As for whether there is anything to be salvaged from the academic contributions of De Man, while Barish is reluctant to give the man any benefit of the doubt she suggests in her epilog that his skepticism about language and meaning was liberating to a generation desiring racial and gender liberation and who were seeking weapons against cant and prejudice. The difference is that these people fighting for the recognition of their humanity redeemed De Man's thought through a conviction and commitment that De Man displayed little of in the first half of his adult life; one suspects that Barish finds this to be insufficient recompense for what were at least major systemic errors in judgement.

The one thing that gives me some pause is, as has been suggested elsewhere, that the author seems to have a major issue with De Man (they were colleagues at one point), as if being angry over having been taken in by the man's undoubted charisma. I could have also passed on some of the neo-Freudian imagery Barish deploys at some points in the book.

Originally written: August 19, 2014.
Profile Image for Jake Fuchs.
Author 5 books4 followers
April 15, 2014
Readers who know more about de Man's life than I do have found errors in Barish's bio, which contains much awkward writing. Often some person of importance is mentioned briefly in the middle of a long paragraph and then becomes the subject of a new paragraph several, sometimes many, pages on, and the reader is left adrift.

But this book is still very much worth reading by anyone interested not solely in de Man but in 1930s Europe or 1950s academe in America or several other subjects. There are hundreds of characters and she may be pardoned for failing to introduce each one with care. No one that I know about has questioned what Barish presents as the truth concerning activities as a collaborator and his record as a white-collar crook.

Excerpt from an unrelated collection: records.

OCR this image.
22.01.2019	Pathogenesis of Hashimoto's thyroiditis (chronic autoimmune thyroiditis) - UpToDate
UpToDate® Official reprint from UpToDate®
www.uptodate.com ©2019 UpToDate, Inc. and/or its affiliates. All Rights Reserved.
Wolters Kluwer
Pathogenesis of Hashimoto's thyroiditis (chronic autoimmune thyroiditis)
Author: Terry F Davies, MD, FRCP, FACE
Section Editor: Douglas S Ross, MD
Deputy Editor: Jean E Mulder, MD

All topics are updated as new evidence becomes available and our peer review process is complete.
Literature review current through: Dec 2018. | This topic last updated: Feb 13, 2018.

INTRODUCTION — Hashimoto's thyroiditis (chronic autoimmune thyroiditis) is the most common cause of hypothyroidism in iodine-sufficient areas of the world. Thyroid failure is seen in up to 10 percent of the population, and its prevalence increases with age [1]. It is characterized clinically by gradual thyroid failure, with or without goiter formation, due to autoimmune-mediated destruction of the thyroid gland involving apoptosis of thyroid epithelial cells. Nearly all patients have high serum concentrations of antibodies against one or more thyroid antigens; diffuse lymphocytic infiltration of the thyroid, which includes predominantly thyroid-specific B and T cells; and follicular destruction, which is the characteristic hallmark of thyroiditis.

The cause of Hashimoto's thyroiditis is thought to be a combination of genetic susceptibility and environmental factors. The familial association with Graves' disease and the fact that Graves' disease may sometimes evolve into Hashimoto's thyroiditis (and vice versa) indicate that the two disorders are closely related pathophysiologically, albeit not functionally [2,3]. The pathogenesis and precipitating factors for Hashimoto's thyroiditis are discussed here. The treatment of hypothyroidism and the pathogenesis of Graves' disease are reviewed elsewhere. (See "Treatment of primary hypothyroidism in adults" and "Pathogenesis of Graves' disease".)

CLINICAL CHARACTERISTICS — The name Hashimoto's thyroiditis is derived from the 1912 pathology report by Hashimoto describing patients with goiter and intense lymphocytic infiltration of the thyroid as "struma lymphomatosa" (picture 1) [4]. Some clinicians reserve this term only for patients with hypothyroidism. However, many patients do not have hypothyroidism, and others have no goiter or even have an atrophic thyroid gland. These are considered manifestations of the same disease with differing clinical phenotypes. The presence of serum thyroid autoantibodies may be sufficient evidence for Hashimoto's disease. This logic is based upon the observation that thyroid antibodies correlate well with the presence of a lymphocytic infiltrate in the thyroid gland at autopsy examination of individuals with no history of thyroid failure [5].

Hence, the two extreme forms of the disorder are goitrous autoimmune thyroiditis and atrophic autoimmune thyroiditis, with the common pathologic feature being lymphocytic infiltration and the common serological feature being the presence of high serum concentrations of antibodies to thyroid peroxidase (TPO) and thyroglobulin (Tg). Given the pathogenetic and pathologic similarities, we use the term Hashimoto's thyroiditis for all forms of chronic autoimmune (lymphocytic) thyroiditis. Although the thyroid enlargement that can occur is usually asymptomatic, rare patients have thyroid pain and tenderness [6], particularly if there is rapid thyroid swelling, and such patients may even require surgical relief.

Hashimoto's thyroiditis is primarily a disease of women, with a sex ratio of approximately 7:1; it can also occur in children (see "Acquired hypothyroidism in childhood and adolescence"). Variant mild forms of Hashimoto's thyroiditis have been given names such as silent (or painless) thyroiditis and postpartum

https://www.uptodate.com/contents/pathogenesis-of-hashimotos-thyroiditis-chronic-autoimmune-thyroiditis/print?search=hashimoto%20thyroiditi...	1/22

I feel that she is fair to him.
Profile Image for D.A..
86 reviews14 followers
October 10, 2014
When I was an undergraduate student at Bard there were a certain few professors who taught the style of their former colleague Paul De Man. As a group they seemed the most cultured and affected of the faculty, and I think of them as willing victims of what some now call an affinity crime: Paul de Man was their best mirrored reflection.

Deconstruction is necessary to prevent the living from idolizing the works of the dead, and it is fitting and proper that Ms Barish has, by a resolute resort to fact and memory, rendered this man down from idol to sham.